Glücklich wie Gott in Frankreich

Au 19ème siècle les Juifs ashkénazes disaient « Men ist azoy wie Gott in Frankreich », lorgnant sur cette France qui avait émancipé ses ressortissants juifs en leur accordant des droits civiques. Les Allemands reprirent l’expression à leur compte en la transformant légèrement, « Glücklich wie Gott in Frankreich » : Heureux comme Dieu en France. Dans l’esprit des vainqueurs de 1940 il n’était pas question de rendre hommage aux institutions françaises mais plutôt de saluer la douceur de vivre qu’ils ne manqueraient pas de découvrir à l’occasion de leur affectation dans ce pays récemment conquis. Et bien sûr Paris était la garnison la plus convoitée.

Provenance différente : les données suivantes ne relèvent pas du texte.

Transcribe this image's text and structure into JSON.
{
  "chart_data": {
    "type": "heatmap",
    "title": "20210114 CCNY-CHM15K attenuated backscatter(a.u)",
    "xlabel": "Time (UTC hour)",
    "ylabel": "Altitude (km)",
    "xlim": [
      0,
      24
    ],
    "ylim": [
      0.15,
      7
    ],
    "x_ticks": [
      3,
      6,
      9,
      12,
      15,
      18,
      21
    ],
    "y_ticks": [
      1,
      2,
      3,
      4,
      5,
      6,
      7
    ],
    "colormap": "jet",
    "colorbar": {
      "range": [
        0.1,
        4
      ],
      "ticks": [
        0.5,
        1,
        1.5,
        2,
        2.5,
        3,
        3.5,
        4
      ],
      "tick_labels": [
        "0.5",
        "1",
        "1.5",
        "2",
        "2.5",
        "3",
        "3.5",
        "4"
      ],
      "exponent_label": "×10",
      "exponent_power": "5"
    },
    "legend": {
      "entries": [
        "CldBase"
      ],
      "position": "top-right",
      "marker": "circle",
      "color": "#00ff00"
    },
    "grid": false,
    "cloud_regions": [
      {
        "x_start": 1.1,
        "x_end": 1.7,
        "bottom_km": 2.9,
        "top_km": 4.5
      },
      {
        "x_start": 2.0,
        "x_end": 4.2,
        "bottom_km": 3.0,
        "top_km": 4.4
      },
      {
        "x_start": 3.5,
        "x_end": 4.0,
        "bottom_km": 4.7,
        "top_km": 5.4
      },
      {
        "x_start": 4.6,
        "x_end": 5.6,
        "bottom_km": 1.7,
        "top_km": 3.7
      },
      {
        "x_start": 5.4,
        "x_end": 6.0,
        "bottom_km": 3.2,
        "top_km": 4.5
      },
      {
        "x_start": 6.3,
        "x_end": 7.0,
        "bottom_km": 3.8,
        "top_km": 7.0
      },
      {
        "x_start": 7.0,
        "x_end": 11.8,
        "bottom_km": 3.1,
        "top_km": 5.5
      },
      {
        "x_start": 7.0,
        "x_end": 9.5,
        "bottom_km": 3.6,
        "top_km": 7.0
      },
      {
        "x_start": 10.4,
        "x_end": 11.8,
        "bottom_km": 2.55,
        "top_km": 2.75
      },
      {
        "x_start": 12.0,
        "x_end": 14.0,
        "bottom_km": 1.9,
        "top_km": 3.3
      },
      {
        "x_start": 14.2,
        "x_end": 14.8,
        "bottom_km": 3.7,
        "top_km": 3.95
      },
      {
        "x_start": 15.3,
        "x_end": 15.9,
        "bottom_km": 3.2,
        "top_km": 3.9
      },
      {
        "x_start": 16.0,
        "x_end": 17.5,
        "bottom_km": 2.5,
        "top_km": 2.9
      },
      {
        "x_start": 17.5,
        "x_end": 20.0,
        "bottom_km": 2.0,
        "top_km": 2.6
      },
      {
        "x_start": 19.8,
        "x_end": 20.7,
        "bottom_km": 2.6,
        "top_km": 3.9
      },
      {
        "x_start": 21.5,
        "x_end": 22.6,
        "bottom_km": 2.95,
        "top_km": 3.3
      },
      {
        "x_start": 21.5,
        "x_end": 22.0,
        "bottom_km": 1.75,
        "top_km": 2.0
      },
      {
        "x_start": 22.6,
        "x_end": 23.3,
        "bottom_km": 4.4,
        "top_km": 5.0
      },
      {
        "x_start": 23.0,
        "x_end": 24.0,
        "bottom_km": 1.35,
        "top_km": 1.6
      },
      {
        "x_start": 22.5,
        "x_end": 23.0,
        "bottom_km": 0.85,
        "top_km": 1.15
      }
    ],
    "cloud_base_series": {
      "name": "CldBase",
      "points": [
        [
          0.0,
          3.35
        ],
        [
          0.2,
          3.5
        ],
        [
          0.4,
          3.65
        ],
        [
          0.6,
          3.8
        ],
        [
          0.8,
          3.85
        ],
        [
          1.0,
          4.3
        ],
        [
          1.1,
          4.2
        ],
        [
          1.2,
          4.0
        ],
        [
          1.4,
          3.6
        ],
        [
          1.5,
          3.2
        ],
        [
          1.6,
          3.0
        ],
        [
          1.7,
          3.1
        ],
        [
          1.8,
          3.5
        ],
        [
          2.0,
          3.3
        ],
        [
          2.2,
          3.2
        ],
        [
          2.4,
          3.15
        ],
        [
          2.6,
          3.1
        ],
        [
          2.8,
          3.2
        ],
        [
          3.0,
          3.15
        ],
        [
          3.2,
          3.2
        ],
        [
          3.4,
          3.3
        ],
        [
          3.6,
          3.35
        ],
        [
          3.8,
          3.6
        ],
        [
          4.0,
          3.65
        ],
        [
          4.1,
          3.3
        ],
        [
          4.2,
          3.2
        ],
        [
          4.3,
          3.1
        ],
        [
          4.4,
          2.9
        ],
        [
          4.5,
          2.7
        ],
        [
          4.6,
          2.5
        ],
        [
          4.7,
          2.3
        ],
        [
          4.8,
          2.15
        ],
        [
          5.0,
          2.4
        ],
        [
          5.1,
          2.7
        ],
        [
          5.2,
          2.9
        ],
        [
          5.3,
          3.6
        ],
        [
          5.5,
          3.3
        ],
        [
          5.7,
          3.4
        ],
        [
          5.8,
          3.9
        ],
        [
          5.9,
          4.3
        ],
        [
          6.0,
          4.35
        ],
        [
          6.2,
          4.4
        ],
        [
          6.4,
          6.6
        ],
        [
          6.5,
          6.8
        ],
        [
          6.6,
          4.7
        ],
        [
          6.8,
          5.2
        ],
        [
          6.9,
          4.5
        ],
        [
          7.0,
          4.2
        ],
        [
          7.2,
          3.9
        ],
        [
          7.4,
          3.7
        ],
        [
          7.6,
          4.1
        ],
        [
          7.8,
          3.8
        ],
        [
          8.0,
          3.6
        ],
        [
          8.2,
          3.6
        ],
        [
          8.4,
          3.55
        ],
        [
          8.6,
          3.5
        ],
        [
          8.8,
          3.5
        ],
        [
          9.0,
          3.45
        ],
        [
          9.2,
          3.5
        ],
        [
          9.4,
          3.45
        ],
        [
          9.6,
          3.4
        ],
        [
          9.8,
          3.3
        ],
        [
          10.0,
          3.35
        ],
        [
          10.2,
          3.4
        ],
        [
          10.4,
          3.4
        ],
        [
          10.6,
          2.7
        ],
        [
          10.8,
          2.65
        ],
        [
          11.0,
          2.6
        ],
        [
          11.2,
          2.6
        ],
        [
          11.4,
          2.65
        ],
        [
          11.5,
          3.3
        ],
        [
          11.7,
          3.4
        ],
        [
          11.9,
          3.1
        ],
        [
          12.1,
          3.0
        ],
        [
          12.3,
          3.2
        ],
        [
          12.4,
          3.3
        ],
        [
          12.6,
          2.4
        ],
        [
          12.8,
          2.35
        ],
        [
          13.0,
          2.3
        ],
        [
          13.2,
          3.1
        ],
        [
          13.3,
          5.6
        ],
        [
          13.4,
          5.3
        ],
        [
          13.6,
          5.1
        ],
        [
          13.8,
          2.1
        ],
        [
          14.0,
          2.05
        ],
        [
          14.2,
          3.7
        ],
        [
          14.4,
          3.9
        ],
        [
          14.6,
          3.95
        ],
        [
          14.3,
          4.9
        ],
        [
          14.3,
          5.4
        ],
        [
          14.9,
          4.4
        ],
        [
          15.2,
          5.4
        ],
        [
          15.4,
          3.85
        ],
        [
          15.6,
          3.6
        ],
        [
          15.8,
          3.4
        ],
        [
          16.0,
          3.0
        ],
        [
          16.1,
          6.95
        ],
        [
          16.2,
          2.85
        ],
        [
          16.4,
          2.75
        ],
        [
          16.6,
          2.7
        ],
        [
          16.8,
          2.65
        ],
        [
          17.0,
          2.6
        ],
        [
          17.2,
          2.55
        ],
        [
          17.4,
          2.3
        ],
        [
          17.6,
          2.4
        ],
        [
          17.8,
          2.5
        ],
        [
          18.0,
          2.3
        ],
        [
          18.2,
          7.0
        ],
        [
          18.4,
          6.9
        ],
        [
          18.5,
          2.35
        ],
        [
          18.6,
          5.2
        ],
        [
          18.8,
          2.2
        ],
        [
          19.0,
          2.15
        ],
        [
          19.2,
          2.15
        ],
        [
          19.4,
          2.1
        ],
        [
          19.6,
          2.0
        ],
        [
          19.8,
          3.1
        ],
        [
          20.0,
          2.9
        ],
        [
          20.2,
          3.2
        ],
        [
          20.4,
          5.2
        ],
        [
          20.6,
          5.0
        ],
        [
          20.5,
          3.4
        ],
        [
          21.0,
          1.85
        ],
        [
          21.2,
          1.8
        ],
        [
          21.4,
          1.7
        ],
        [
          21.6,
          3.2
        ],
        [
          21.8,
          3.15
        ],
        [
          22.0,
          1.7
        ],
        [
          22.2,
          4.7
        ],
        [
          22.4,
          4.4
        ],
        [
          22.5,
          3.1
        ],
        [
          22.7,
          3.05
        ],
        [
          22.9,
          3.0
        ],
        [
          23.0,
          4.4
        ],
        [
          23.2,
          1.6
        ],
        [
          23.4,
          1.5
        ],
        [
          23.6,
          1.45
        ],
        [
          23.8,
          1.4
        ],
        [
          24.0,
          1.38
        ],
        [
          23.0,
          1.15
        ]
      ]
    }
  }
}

Entrés dans la capitale le 14 juin 1940 après une campagne éclair, les Allemands s’empressent de retirer tous les drapeaux français pour les remplacer par des drapeaux à croix gammée ; les journaux n’étant pas sortis ce sont des voitures qui diffusent par haut-parleur la nouvelle : « Les troupes allemandes occupent Paris ». La circulation est interdite entre 21h00 et 5h00 du matin. Les horloges sont mises à l’heure de Berlin. De nombreux états-majors s’installent et un premier défilé est organisé sur les Champs-Elysées. 

Le chancelier Adolf Hitler voulant savourer sa victoire effectue une visite éclair le 23 ou le 28 juin (la date n’est pas sûre). Son avion atterrit au Bourget à 5h30. Accompagné de son architecte officiel Albert Speer et du sculpteur Arno Brecker il entreprend un tour de la ville au pas de charge. Il paraît qu’il s’extasie devant l’Opéra Garnier, la place de la Concorde ou encore l’Arc de Triomphe mais reste de marbre devant l’église de la Madeleine et le Panthéon et déteste le Sacré-Cœur. « Je remercie le destin qui m’a permis de voir cette grandiose cité » dira-t-il à Brecker. A 8h30 l’avion décolle du Bourget.

De nombreux officiers et soldats affectés à Paris ou simplement de passage visitent les monuments de la capitale. En bons touristes ils se font photographier. Leur pouvoir d’achat reçoit un sérieux coup de pouce quand les autorités décident que le mark allemand d’occupation vaudra vingt francs français. Ils peuvent désormais s’offrir beaucoup de marchandises qu’ils expédient à leurs familles en Allemagne où l’industrie de guerre prioritaire a généré de nombreuses pénuries. Alcools, bas de soie, vêtements, tissus, souvenirs, bijoux, chaussures, tout est intéressant à acheter. Seule restriction, le poids des colis.

Beaucoup de Parisiens sont surpris de découvrir des bibliophiles se promenant le long des quais, des peintres du dimanche à Montmartre, des amateurs de pêche en quête de conseils, des « Souris grises » faisant leurs courses dans les meilleurs magasins. Et en plus ils se montrent parfaitement corrects.

Très vite des lieux de détente sont ouverts mais demeureront interdits aux Parisiens : soldatenkino, soldatenheim ou soldatenkaffee. 

Les soldats ne dédaignent pas pour autant les brasseries et terrasses de café où ils peuvent faire des rencontres. 

L’armée d’occupation offre des concerts publics, ils sont gratuits et attirent de nombreux mélomanes. La musique est censée ne pas avoir de frontières et rapprocher les peuples.

La Wehrmacht interdit les relations sexuelles avec « des personnes de sexe féminin non soumises à un contrôle sanitaire » et réquisitionne des maisons-closes où les Français ne sont pas admis. Il s’agit d'abord de préserver la santé de ses hommes dans un  pays à la réputation si sulfureuse. De plus la Résistance est soupçonnée d’inciter les prostituées vérolées à contaminer volontairement les soldats afin d’affaiblir l’armée d’occupation. Mais il est impossible de résister au « Gai Paris » quand au hasard d’une permission on séjourne dans la capitale avant de gagner le Front de l’Est ou une garnison dans une province reculée. Un guide touristique sera édité et connaîtra une grande diffusion.

 

Il est communément admis que le premier attentat contre les forces d’occupation a eu lieu à la station de métro Barbès-Rochechouart. Pierre Georges (le futur colonel Fabien responsable des FFI pour le sud de la région parisienne lors de l’insurrection d’août 1944) tue au hasard l’aspirant Alfons Moser, 31 ans, un employé de la Caisse d'épargne de Baden-Baden affecté aux magasins d'habillement de la Kriegsmarine. Cet attentat modifie profondément l’atmosphère dans la capitale. Paris garde son pouvoir d’attraction mais les soldats allemands sont désormais sur leur garde.